Political Philosophy and Science Envy

"For just as Galileo could look at the path of a cannon ball and see it as the resultant of the force of gravity and linear velocity, or Priestley look at a chemical reaction and see it as an exchange of atoms, so the new social theorists looked at the state and saw it as the resultant of the actions of all the individuals who make it up. But note please that these individuals who are the primary constituents of the state and the elements of reductive analysis of society are not individual human beings. They are social atoms, totally denuded of individuality, of character, of emotion(except fear and greed) and ov value. The individual, in this mode of analysis, is not a real human being but an abstract quantity, comprehensible because of his abstract nature and ultimately manipulable by social controls. The relevance of the reductive mode of analysis for modern politics should be immediately obvious, for in the ideologies of modern totalitarian movements, we can see this method of perceiving human beings as abstract quantities in the full light of practice."
-John C. Caiazza, Modern Science and the Origins of Our Political Discontent(PDF File)
Intercollegiate Review, Fall 1977

I am beginning to better understand Chantal Delsol's suspicions of essentialism, since the "essentialism" of modern theory posits a reductive nature of man in order that man can be manipulated by a technocracy, in contradistinction to the essentialism of classical and Christian philosophy, where human nature is not a thing to be manipulated but a norm to be fulfilled.

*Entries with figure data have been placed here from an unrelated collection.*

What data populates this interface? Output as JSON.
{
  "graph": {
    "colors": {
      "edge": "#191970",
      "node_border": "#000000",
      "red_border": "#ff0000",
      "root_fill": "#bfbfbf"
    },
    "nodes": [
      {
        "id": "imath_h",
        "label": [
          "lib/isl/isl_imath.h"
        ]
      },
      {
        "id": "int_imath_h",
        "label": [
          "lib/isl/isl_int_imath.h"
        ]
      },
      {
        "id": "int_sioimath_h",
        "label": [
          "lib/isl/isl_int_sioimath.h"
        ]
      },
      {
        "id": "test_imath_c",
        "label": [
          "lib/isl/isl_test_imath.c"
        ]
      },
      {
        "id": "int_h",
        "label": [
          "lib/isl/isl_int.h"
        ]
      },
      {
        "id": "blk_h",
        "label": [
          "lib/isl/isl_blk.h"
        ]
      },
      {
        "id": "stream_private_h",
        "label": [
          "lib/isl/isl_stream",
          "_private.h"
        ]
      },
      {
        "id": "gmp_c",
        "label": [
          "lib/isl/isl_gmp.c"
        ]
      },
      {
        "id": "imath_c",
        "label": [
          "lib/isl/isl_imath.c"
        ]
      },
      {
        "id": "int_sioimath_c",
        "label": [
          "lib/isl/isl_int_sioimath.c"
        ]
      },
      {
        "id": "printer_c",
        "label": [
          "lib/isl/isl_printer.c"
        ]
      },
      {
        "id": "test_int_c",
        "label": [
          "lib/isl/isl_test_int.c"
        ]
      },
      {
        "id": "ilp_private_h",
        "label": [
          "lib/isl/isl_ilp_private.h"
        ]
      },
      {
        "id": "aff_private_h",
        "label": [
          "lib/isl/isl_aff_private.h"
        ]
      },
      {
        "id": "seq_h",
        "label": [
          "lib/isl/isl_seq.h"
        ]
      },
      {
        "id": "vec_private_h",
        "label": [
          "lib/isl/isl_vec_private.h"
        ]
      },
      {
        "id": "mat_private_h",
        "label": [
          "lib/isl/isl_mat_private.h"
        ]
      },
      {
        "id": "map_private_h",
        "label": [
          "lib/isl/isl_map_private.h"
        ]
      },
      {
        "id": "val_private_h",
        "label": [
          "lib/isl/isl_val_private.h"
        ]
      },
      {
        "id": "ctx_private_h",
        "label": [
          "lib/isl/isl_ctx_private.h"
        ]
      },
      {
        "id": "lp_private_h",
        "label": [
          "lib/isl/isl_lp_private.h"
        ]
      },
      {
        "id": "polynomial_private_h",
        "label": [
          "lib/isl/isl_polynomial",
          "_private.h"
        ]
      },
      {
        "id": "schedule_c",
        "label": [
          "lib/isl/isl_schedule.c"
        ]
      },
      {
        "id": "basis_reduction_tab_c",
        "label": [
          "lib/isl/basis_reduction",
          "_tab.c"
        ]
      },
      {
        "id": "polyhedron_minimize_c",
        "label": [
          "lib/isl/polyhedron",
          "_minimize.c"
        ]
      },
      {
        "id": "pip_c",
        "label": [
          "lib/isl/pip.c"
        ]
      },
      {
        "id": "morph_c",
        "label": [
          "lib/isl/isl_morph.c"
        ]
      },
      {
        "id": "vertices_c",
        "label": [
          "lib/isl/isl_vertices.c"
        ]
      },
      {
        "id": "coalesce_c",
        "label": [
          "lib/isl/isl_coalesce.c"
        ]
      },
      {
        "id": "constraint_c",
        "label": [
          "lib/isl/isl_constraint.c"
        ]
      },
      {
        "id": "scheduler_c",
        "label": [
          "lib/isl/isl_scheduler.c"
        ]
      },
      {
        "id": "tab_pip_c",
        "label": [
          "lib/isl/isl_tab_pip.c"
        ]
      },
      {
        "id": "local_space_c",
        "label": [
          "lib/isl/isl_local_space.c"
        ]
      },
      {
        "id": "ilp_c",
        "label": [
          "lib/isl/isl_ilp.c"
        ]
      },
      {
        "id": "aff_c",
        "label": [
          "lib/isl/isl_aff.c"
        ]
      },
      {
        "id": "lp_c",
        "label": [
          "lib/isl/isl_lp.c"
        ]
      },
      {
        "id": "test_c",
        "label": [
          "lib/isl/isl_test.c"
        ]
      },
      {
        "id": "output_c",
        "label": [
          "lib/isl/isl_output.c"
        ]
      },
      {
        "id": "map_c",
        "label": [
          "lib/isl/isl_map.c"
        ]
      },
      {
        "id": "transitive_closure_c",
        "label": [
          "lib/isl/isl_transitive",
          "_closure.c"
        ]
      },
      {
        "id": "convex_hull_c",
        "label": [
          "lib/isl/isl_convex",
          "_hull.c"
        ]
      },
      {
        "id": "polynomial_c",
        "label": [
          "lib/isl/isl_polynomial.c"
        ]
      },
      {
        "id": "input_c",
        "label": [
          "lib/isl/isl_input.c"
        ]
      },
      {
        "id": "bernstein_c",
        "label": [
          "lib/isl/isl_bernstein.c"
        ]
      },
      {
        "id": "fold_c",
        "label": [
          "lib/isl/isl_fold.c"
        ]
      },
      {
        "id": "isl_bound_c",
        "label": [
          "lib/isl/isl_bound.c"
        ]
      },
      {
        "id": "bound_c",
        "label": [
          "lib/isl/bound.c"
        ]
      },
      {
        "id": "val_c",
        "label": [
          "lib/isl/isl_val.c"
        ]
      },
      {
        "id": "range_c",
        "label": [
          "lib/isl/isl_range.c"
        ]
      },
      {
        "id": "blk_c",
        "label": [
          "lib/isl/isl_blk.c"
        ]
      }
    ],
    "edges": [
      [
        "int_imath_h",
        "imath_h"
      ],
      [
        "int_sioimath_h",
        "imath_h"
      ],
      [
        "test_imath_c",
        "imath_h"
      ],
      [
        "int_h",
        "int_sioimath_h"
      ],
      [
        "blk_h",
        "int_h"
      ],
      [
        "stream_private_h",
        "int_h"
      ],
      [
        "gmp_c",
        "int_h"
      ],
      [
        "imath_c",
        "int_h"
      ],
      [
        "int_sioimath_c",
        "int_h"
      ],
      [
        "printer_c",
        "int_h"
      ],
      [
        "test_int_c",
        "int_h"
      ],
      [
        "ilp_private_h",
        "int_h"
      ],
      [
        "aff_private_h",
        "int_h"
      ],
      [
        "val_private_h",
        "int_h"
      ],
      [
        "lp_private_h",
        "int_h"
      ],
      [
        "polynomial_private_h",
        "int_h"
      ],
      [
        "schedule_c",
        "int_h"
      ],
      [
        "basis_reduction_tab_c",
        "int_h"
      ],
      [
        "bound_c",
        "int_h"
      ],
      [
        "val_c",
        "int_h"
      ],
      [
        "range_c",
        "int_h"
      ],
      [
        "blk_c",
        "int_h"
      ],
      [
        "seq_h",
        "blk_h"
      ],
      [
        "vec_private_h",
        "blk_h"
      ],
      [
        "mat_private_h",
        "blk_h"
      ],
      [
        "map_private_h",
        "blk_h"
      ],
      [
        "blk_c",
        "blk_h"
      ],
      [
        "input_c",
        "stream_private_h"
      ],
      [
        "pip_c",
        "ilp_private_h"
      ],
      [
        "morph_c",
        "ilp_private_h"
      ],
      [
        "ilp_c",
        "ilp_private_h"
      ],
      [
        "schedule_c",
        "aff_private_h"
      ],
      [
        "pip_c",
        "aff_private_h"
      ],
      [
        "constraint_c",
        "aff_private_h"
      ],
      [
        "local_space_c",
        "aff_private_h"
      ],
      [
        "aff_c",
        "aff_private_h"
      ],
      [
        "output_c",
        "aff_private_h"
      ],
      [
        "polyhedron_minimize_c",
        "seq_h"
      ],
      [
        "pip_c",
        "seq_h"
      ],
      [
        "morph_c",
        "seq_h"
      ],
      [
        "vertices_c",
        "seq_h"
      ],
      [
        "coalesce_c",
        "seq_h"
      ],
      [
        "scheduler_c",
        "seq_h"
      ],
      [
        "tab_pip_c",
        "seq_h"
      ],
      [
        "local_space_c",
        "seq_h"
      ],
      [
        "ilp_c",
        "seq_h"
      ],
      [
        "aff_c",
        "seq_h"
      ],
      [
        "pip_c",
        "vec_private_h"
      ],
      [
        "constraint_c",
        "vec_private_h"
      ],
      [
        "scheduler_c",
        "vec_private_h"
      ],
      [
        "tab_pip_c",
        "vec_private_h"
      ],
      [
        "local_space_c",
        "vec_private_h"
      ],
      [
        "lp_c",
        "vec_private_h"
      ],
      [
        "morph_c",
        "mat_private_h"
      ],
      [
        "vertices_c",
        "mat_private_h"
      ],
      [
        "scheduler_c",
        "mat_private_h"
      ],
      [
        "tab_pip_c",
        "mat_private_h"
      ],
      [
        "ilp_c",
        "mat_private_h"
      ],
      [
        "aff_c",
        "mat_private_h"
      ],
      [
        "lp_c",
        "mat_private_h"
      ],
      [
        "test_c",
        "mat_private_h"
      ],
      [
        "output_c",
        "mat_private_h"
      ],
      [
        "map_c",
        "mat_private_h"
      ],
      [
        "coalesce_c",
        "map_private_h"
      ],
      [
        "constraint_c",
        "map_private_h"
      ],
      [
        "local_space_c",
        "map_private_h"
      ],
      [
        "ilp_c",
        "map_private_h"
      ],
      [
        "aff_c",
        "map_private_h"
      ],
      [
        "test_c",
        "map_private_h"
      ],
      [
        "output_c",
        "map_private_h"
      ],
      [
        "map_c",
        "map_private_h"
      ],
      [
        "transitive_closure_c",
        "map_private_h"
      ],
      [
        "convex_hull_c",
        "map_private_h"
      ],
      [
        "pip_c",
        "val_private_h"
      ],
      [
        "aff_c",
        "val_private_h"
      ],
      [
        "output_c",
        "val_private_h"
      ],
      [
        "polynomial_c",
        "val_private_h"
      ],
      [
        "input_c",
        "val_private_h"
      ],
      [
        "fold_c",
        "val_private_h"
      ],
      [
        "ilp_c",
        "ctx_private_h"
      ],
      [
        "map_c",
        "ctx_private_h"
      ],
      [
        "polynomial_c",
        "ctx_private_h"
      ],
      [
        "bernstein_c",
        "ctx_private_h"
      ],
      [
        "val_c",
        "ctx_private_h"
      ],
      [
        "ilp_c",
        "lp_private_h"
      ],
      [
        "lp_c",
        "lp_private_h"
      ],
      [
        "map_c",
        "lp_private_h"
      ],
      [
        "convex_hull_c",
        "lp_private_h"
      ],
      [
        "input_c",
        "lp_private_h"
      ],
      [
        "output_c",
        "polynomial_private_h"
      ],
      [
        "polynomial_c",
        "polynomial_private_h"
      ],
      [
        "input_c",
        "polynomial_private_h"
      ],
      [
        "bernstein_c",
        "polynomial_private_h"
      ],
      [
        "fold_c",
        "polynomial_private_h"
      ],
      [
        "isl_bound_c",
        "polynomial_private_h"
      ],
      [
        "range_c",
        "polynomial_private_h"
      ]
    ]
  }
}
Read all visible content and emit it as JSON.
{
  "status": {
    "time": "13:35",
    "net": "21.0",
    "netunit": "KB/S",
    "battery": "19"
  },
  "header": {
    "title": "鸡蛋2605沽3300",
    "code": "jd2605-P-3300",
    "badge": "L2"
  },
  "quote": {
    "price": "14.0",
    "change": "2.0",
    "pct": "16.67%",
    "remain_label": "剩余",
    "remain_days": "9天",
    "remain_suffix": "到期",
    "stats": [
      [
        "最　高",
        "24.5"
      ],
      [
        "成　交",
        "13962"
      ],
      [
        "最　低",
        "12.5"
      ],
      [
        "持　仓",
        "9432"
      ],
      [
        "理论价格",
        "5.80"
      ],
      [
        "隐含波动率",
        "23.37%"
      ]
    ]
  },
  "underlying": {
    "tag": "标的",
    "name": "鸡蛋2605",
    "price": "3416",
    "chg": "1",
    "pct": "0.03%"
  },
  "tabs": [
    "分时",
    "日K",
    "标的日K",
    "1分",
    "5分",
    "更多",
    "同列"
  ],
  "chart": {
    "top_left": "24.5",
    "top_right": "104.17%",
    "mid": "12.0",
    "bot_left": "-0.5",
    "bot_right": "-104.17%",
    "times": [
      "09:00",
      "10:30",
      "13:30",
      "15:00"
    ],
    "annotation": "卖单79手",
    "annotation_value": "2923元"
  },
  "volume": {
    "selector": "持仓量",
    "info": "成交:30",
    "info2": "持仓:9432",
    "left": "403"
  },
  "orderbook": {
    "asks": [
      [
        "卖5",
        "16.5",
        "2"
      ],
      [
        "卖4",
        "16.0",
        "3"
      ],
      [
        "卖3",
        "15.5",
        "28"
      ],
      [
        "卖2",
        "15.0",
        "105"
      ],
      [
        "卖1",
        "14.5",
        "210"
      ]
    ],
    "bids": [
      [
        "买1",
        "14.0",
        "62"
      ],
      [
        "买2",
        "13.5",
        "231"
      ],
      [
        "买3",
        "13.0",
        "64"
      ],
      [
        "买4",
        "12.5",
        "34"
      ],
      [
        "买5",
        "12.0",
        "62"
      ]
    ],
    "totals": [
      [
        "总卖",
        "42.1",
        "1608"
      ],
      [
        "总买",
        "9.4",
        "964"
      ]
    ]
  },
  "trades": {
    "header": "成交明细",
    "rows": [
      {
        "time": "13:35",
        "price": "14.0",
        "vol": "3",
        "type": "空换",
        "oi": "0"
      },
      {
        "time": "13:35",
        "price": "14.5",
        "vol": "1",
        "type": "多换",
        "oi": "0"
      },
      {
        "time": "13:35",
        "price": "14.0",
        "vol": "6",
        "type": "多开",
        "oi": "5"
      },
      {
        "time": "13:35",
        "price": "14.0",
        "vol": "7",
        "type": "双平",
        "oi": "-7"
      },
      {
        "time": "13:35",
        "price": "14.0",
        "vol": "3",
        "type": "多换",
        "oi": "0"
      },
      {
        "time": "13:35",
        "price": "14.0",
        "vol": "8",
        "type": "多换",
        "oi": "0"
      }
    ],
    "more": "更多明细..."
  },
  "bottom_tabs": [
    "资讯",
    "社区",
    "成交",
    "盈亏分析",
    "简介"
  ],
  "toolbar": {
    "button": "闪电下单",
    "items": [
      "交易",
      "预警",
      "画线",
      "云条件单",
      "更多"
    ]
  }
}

Caiazza also notes how modern science follows the Cartesian route, moving away from experience and into abstraction. Modern political philosophy, in its envy of the promises and accomplishments of physical science, tries to follow suit: "Just as it becomes the mark of an educated man to say that the physical universe is not as it appears to be, so it becomes possible to say that the phenomena of politics are not what they appear to be; are not what our experience tells us they are." He critiques social contract theory as one such abstraction. "Hobbes based his idea of the state on the contract theory not because he was committed to the idea of individualism, but because he was modeling his analysis on the reductive method of science." Obviously, this preference for abstraction over experience engenders the rabid anti-traditionalism of modernity.